But when women face discomfort or pain at work, should companies give them time off—with no assurance that the manager will still act fairly towards them—or ensure that management is sensitive to women’s issues when allowing time off?
Some companies like Coexist, a company from the United Kingdom, and Nike have implemented period leave policies that would allow female employees to take time off when suffering from menstrual pain.
While these policies might be well-intentioned, they may also create more problems for women in the workplace by focusing on what separates women and men. A period leave undermines a woman’s ability to be seen as an effective part of the office, gives an excuse for sexist managers to not hire women. Women have fought for equality in the workplace for so long, and in this situation a paid period leave could hinder the career growth of women.
Instead of dismissing it altogether or implementing misguided policies, companies should require managers to take in-house training on women’s issues in the workplace, which would open up discourse about this uncomfortable dynamic women can face when they’re on their period at work.

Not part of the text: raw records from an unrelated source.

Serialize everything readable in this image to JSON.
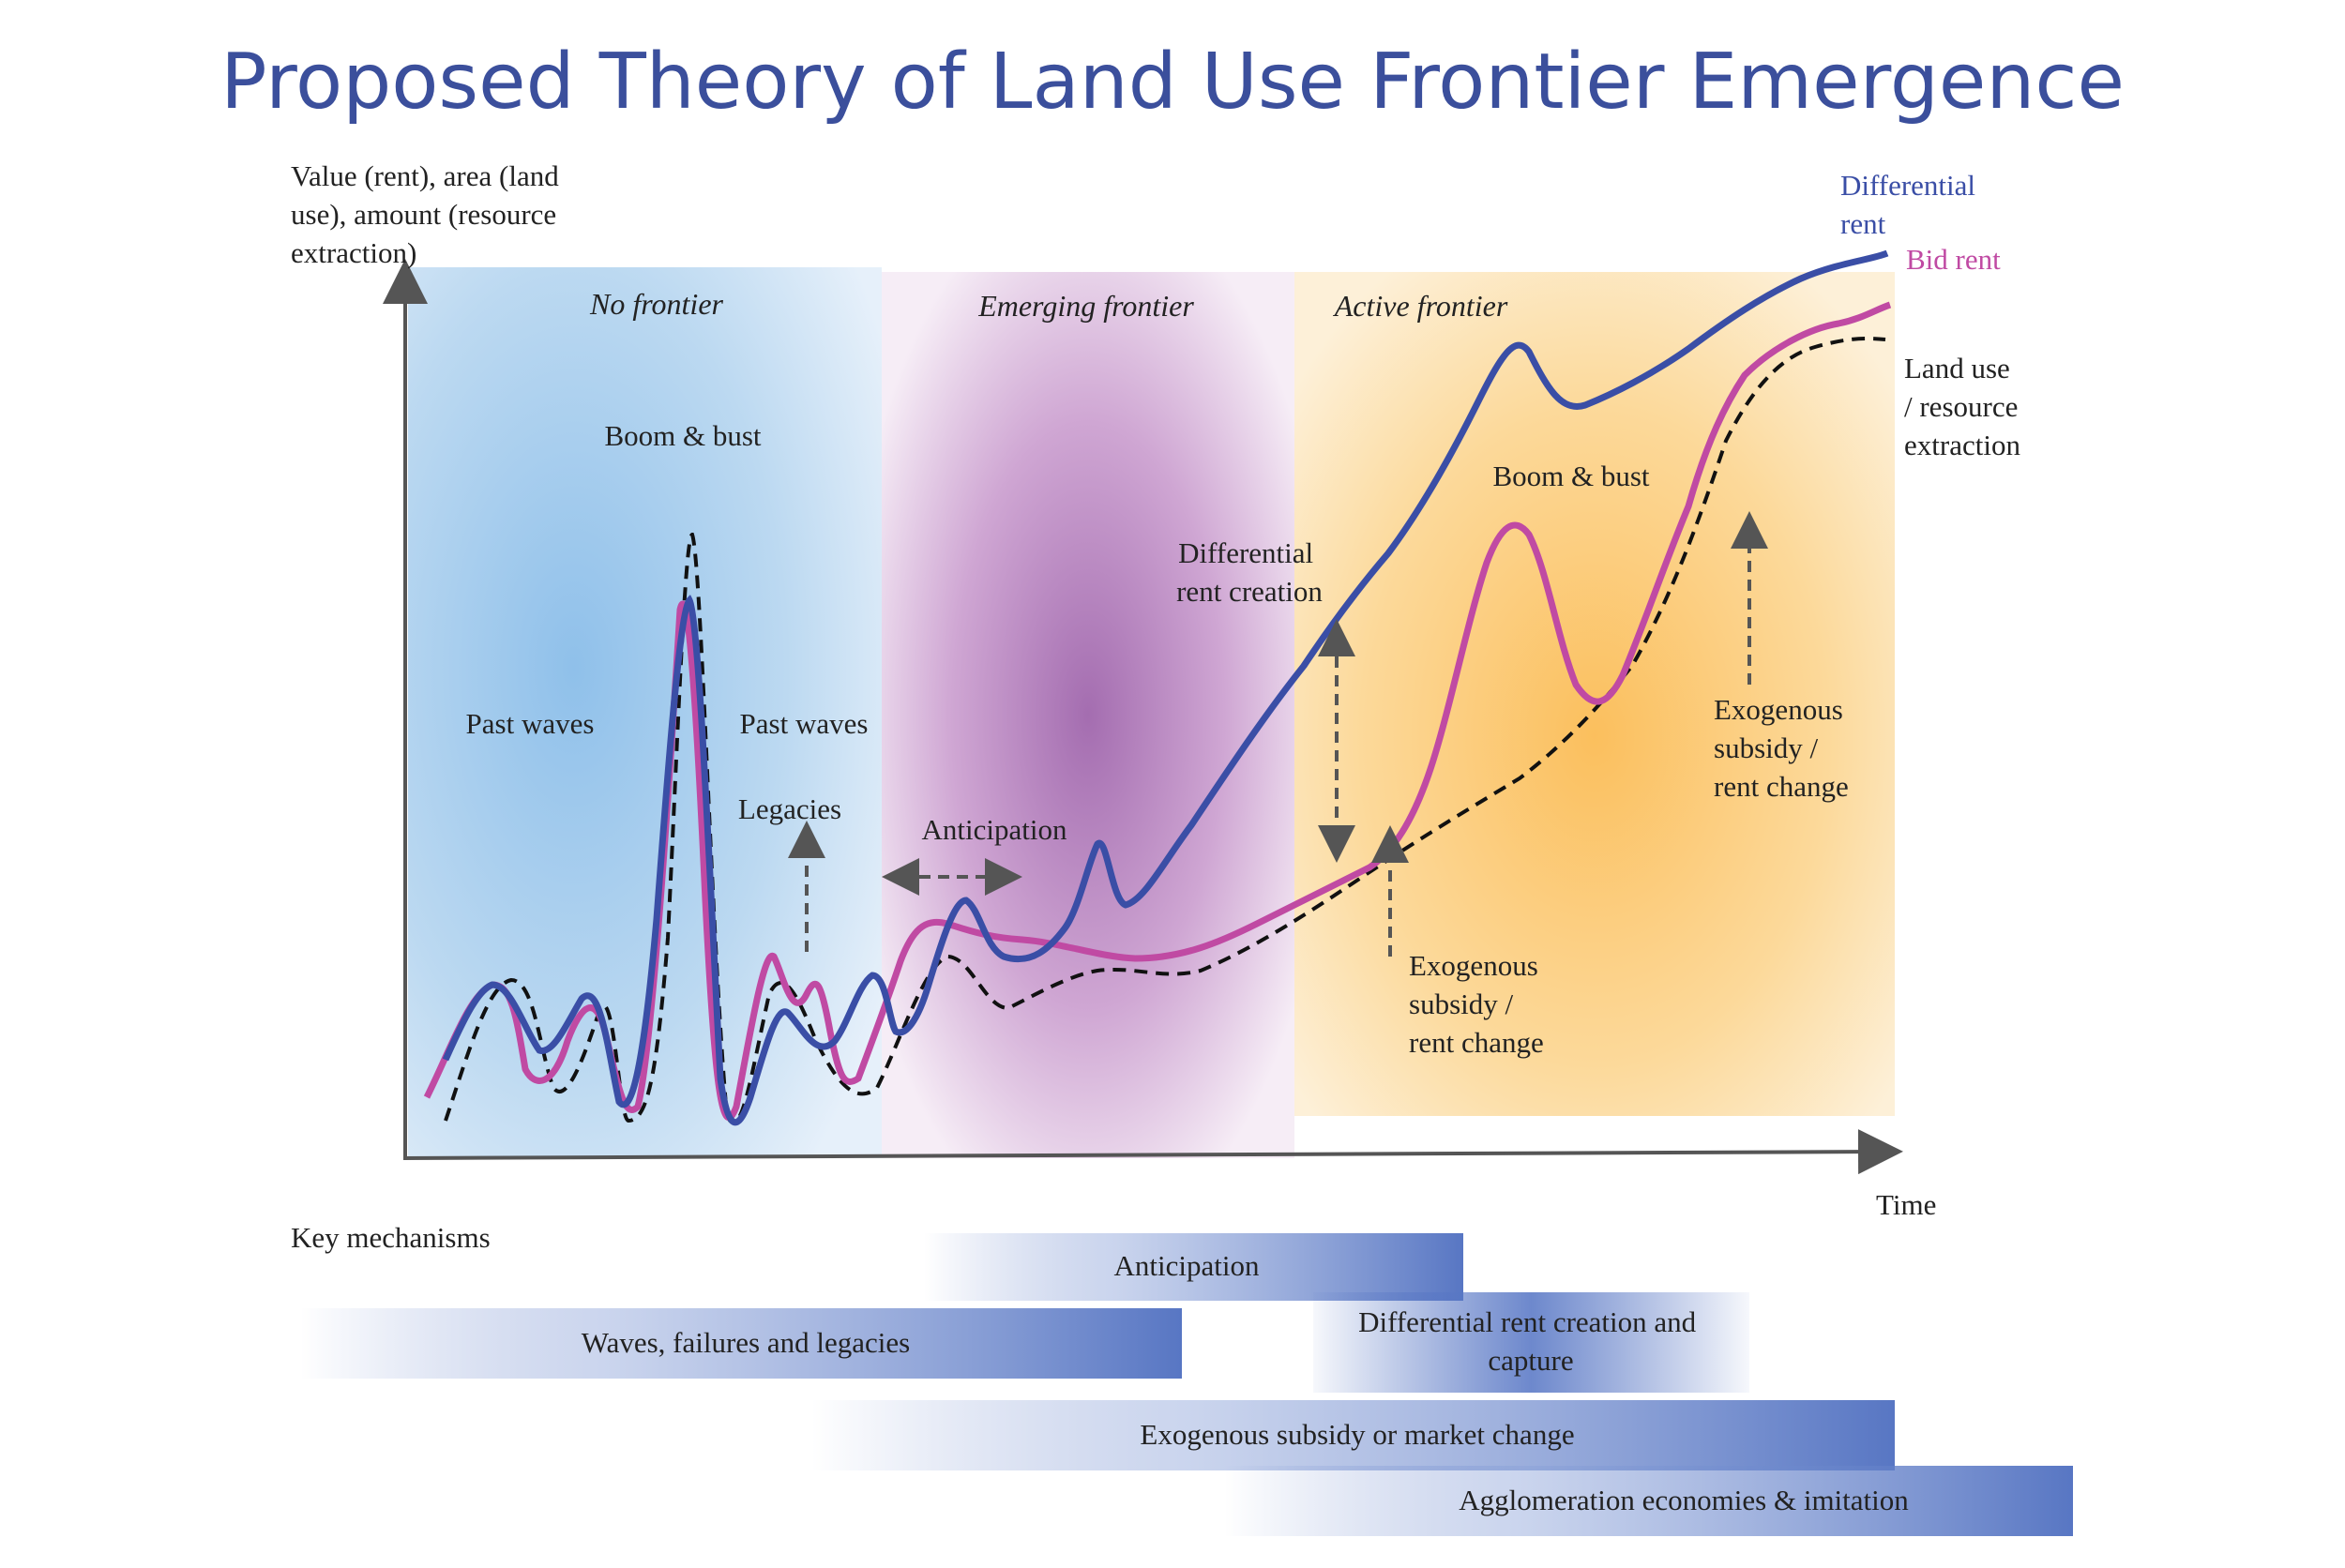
{
  "title": "Proposed Theory of Land Use Frontier Emergence",
  "y_axis_label": [
    "Value (rent), area (land",
    "use), amount (resource",
    "extraction)"
  ],
  "x_axis_label": "Time",
  "phases": {
    "no_frontier": "No frontier",
    "emerging_frontier": "Emerging frontier",
    "active_frontier": "Active frontier"
  },
  "colors": {
    "title": "#3b4f9c",
    "differential_rent": "#3a4ea6",
    "bid_rent": "#c04aa3",
    "land_use": "#111111",
    "no_frontier_bg": "#a9cdeb",
    "emerging_bg": "#a46db0",
    "active_bg": "#fbbf5d",
    "mechanism_bar": "#4f6fc0"
  },
  "legend": {
    "differential_rent": [
      "Differential",
      "rent"
    ],
    "bid_rent": "Bid rent",
    "land_use": [
      "Land use",
      "/ resource",
      "extraction"
    ]
  },
  "annotations": {
    "boom_bust_1": "Boom & bust",
    "past_waves_1": "Past waves",
    "past_waves_2": "Past waves",
    "legacies": "Legacies",
    "anticipation": "Anticipation",
    "differential_rent_creation": [
      "Differential",
      "rent creation"
    ],
    "boom_bust_2": "Boom & bust",
    "exogenous_1": [
      "Exogenous",
      "subsidy /",
      "rent change"
    ],
    "exogenous_2": [
      "Exogenous",
      "subsidy /",
      "rent change"
    ]
  },
  "key_mechanisms": {
    "heading": "Key mechanisms",
    "anticipation": "Anticipation",
    "waves": "Waves, failures and legacies",
    "differential": [
      "Differential rent creation and",
      "capture"
    ],
    "exogenous": "Exogenous subsidy or market change",
    "agglomeration": "Agglomeration economies & imitation"
  }
}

This type of training would make managers aware of the variety of side effects (including cramps, nausea and vomiting) that can affect women, which will likely make them more accepting of the idea that women might take a sick day for their period. We don’t necessarily need policy changes around time-off, but women definitely need the stigma removed.

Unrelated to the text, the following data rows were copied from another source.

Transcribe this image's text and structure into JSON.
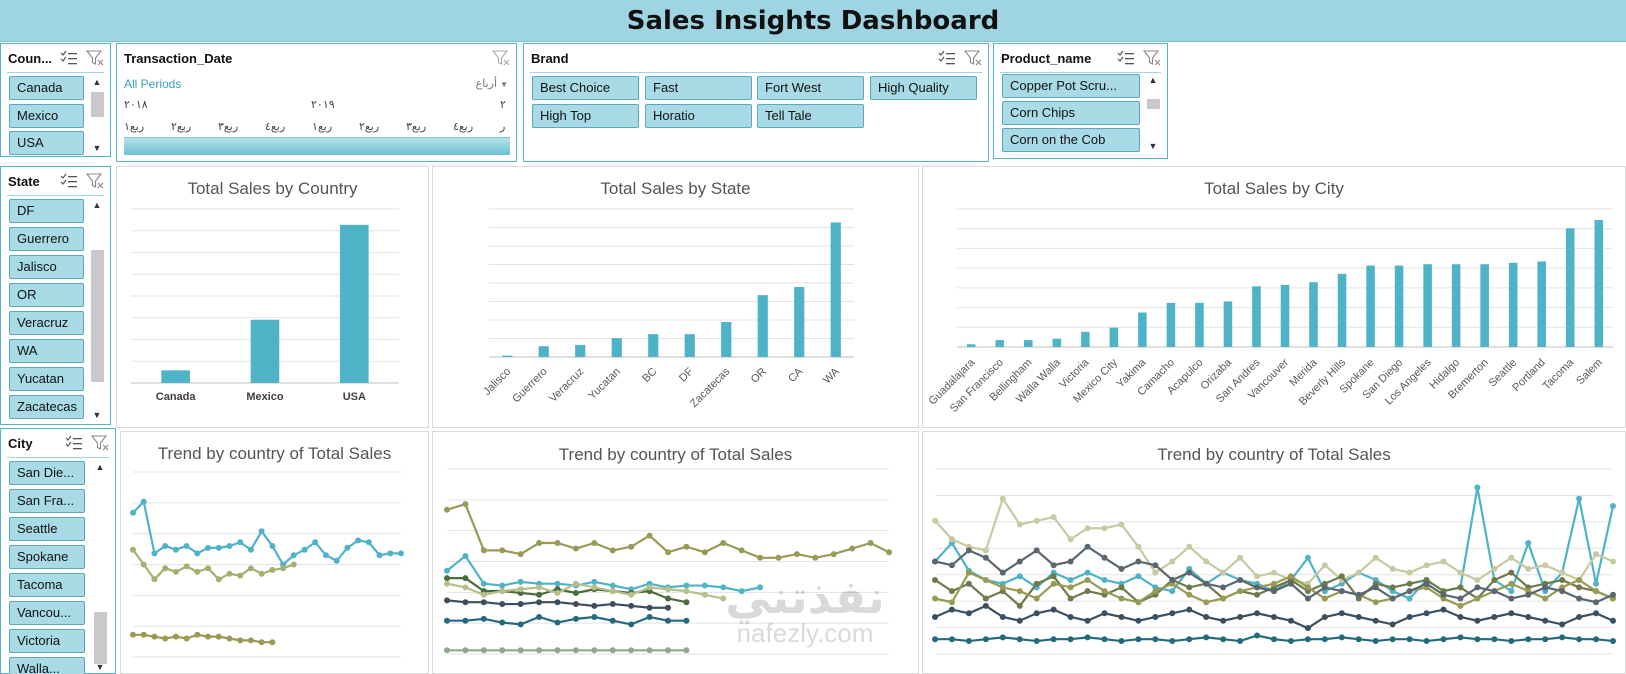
{
  "dashboard": {
    "title": "Sales Insights Dashboard"
  },
  "colors": {
    "accent": "#4fb3c8",
    "title_bar": "#9fd5e2",
    "chip_fill": "#a9dbe6",
    "chip_border": "#5aaab9"
  },
  "slicers": {
    "country": {
      "title": "Coun...",
      "items": [
        "Canada",
        "Mexico",
        "USA"
      ]
    },
    "transaction_date": {
      "title": "Transaction_Date",
      "all_periods": "All Periods",
      "level": "أرباع",
      "years": [
        "٢٠١٨",
        "٢٠١٩",
        "٢"
      ],
      "quarters": [
        "ربع١",
        "ربع٢",
        "ربع٣",
        "ربع٤",
        "ربع١",
        "ربع٢",
        "ربع٣",
        "ربع٤",
        "ر"
      ]
    },
    "brand": {
      "title": "Brand",
      "items": [
        "Best Choice",
        "Fast",
        "Fort West",
        "High Quality",
        "High Top",
        "Horatio",
        "Tell Tale"
      ]
    },
    "product_name": {
      "title": "Product_name",
      "items": [
        "Copper Pot Scru...",
        "Corn Chips",
        "Corn on the Cob"
      ]
    },
    "state": {
      "title": "State",
      "items": [
        "DF",
        "Guerrero",
        "Jalisco",
        "OR",
        "Veracruz",
        "WA",
        "Yucatan",
        "Zacatecas"
      ]
    },
    "city": {
      "title": "City",
      "items": [
        "San Die...",
        "San Fra...",
        "Seattle",
        "Spokane",
        "Tacoma",
        "Vancou...",
        "Victoria",
        "Walla..."
      ]
    }
  },
  "icons": {
    "multi_select": "multi-select-icon",
    "clear_filter": "clear-filter-icon"
  },
  "watermark": {
    "text": "نفذتني",
    "sub": "nafezly.com"
  },
  "chart_data": [
    {
      "type": "bar",
      "title": "Total Sales by Country",
      "categories": [
        "Canada",
        "Mexico",
        "USA"
      ],
      "values": [
        8,
        40,
        100
      ],
      "ylim": [
        0,
        110
      ],
      "grid": true,
      "color": "#4fb3c8"
    },
    {
      "type": "bar",
      "title": "Total Sales by State",
      "categories": [
        "Jalisco",
        "Guerrero",
        "Veracruz",
        "Yucatan",
        "BC",
        "DF",
        "Zacatecas",
        "OR",
        "CA",
        "WA"
      ],
      "values": [
        1,
        8,
        9,
        14,
        17,
        17,
        26,
        46,
        52,
        100
      ],
      "ylim": [
        0,
        110
      ],
      "grid": true,
      "color": "#4fb3c8"
    },
    {
      "type": "bar",
      "title": "Total Sales by City",
      "categories": [
        "Guadalajara",
        "San Francisco",
        "Bellingham",
        "Walla Walla",
        "Victoria",
        "Mexico City",
        "Yakima",
        "Camacho",
        "Acapulco",
        "Orizaba",
        "San Andres",
        "Vancouver",
        "Merida",
        "Beverly Hills",
        "Spokane",
        "San Diego",
        "Los Angeles",
        "Hidalgo",
        "Bremerton",
        "Seattle",
        "Portland",
        "Tacoma",
        "Salem"
      ],
      "values": [
        2,
        5,
        5,
        6,
        11,
        14,
        25,
        32,
        32,
        33,
        44,
        45,
        47,
        53,
        59,
        59,
        60,
        60,
        60,
        61,
        62,
        86,
        92
      ],
      "ylim": [
        0,
        100
      ],
      "grid": true,
      "color": "#4fb3c8"
    },
    {
      "type": "line",
      "title": "Trend by country of Total Sales",
      "ylim": [
        0,
        100
      ],
      "grid": true,
      "series": [
        {
          "color": "#4fb3c8",
          "values": [
            78,
            84,
            56,
            60,
            58,
            60,
            56,
            59,
            59,
            60,
            62,
            58,
            68,
            60,
            50,
            55,
            58,
            62,
            55,
            52,
            59,
            63,
            62,
            55,
            56,
            56
          ]
        },
        {
          "color": "#a5b06f",
          "values": [
            58,
            50,
            42,
            48,
            46,
            49,
            46,
            48,
            42,
            45,
            44,
            48,
            45,
            47,
            48,
            50
          ]
        },
        {
          "color": "#999a54",
          "values": [
            12,
            12,
            11,
            10,
            11,
            10,
            12,
            11,
            11,
            10,
            9,
            9,
            8,
            8
          ]
        }
      ]
    },
    {
      "type": "line",
      "title": "Trend by country of Total Sales",
      "ylim": [
        0,
        100
      ],
      "grid": true,
      "series": [
        {
          "color": "#999a54",
          "values": [
            78,
            81,
            56,
            56,
            54,
            60,
            60,
            57,
            60,
            56,
            58,
            64,
            55,
            58,
            55,
            60,
            56,
            52,
            52,
            54,
            52,
            54,
            57,
            60,
            55
          ]
        },
        {
          "color": "#4fb3c8",
          "values": [
            45,
            53,
            38,
            37,
            39,
            38,
            38,
            37,
            39,
            37,
            35,
            38,
            36,
            37,
            37,
            36,
            34,
            36
          ]
        },
        {
          "color": "#4a6b3a",
          "values": [
            41,
            41,
            34,
            34,
            33,
            32,
            35,
            33,
            35,
            34,
            33,
            34,
            30,
            28
          ]
        },
        {
          "color": "#3c4f5f",
          "values": [
            29,
            28,
            28,
            27,
            27,
            28,
            28,
            27,
            26,
            27,
            26,
            25,
            25
          ]
        },
        {
          "color": "#b7bf8a",
          "values": [
            38,
            36,
            32,
            34,
            35,
            36,
            33,
            38,
            36,
            34,
            32,
            36,
            35,
            34,
            32,
            30
          ]
        },
        {
          "color": "#246a7c",
          "values": [
            18,
            18,
            19,
            17,
            16,
            20,
            17,
            19,
            20,
            18,
            16,
            20,
            18,
            18
          ]
        },
        {
          "color": "#8fa78f",
          "values": [
            2,
            2,
            2,
            2,
            2,
            2,
            2,
            2,
            2,
            2,
            2,
            2,
            2,
            2
          ]
        }
      ]
    },
    {
      "type": "line",
      "title": "Trend by country of Total Sales",
      "ylim": [
        0,
        100
      ],
      "grid": true,
      "series": [
        {
          "color": "#4fb3c8",
          "values": [
            50,
            60,
            45,
            40,
            38,
            42,
            36,
            44,
            40,
            44,
            40,
            38,
            42,
            36,
            34,
            46,
            38,
            44,
            40,
            38,
            34,
            40,
            52,
            34,
            38,
            44,
            40,
            34,
            30,
            40,
            34,
            36,
            90,
            40,
            34,
            60,
            34,
            44,
            84,
            38,
            80
          ]
        },
        {
          "color": "#c6caa0",
          "values": [
            72,
            62,
            58,
            56,
            84,
            70,
            72,
            74,
            62,
            68,
            68,
            70,
            58,
            44,
            50,
            58,
            50,
            44,
            52,
            42,
            44,
            40,
            38,
            48,
            40,
            44,
            52,
            46,
            44,
            48,
            50,
            44,
            40,
            46,
            52,
            46,
            48,
            44,
            40,
            54,
            50
          ]
        },
        {
          "color": "#6d7b4a",
          "values": [
            40,
            34,
            38,
            30,
            34,
            26,
            38,
            42,
            30,
            34,
            32,
            36,
            28,
            32,
            40,
            36,
            38,
            30,
            34,
            32,
            36,
            40,
            34,
            38,
            42,
            30,
            38,
            36,
            38,
            40,
            34,
            36,
            30,
            40,
            44,
            36,
            38,
            40,
            36,
            34,
            30
          ]
        },
        {
          "color": "#3c4f5f",
          "values": [
            20,
            24,
            22,
            26,
            20,
            18,
            22,
            24,
            20,
            18,
            22,
            20,
            18,
            20,
            22,
            24,
            20,
            18,
            20,
            22,
            20,
            18,
            14,
            20,
            22,
            20,
            18,
            16,
            20,
            22,
            24,
            20,
            18,
            20,
            22,
            20,
            18,
            16,
            20,
            22,
            18
          ]
        },
        {
          "color": "#999a54",
          "values": [
            30,
            28,
            44,
            40,
            36,
            34,
            30,
            38,
            36,
            40,
            34,
            30,
            28,
            34,
            38,
            32,
            28,
            30,
            34,
            36,
            38,
            42,
            36,
            30,
            34,
            32,
            28,
            30,
            34,
            36,
            30,
            26,
            30,
            34,
            38,
            34,
            30,
            36,
            40,
            34,
            30
          ]
        },
        {
          "color": "#246a7c",
          "values": [
            8,
            8,
            7,
            8,
            9,
            8,
            7,
            8,
            8,
            9,
            8,
            7,
            8,
            8,
            7,
            8,
            9,
            8,
            7,
            10,
            8,
            7,
            8,
            8,
            9,
            8,
            7,
            8,
            8,
            7,
            8,
            9,
            8,
            8,
            7,
            8,
            8,
            9,
            8,
            8,
            7
          ]
        },
        {
          "color": "#5a6670",
          "values": [
            50,
            48,
            56,
            52,
            44,
            50,
            56,
            48,
            50,
            58,
            52,
            46,
            50,
            48,
            40,
            44,
            38,
            36,
            40,
            36,
            34,
            38,
            30,
            36,
            34,
            32,
            36,
            30,
            34,
            38,
            32,
            30,
            36,
            34,
            30,
            32,
            36,
            34,
            30,
            28,
            32
          ]
        }
      ]
    }
  ]
}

While this type of approach might require a larger time investment than imposing a new time-off rule on managers in a company, it’s desperately needed. By creating discourse on a topic that managers might be uncomfortable with, companies can slowly break down the stigma surrounding women’s issues. And when that happens, the benefits for women in the workplace won’t end with taking a sick day for your period cramps.
As much as every women would want to humbly accept such a just policy that recognizes the hindrances that can come from a natural occurrence in the female body, let’s say “no thank you.” Instead, we should build a workforce that focuses on the equality of men and women and the brilliance that women can bring to the workforce. Instead, let’s take the time to talk about why such a policy was needed in the first place.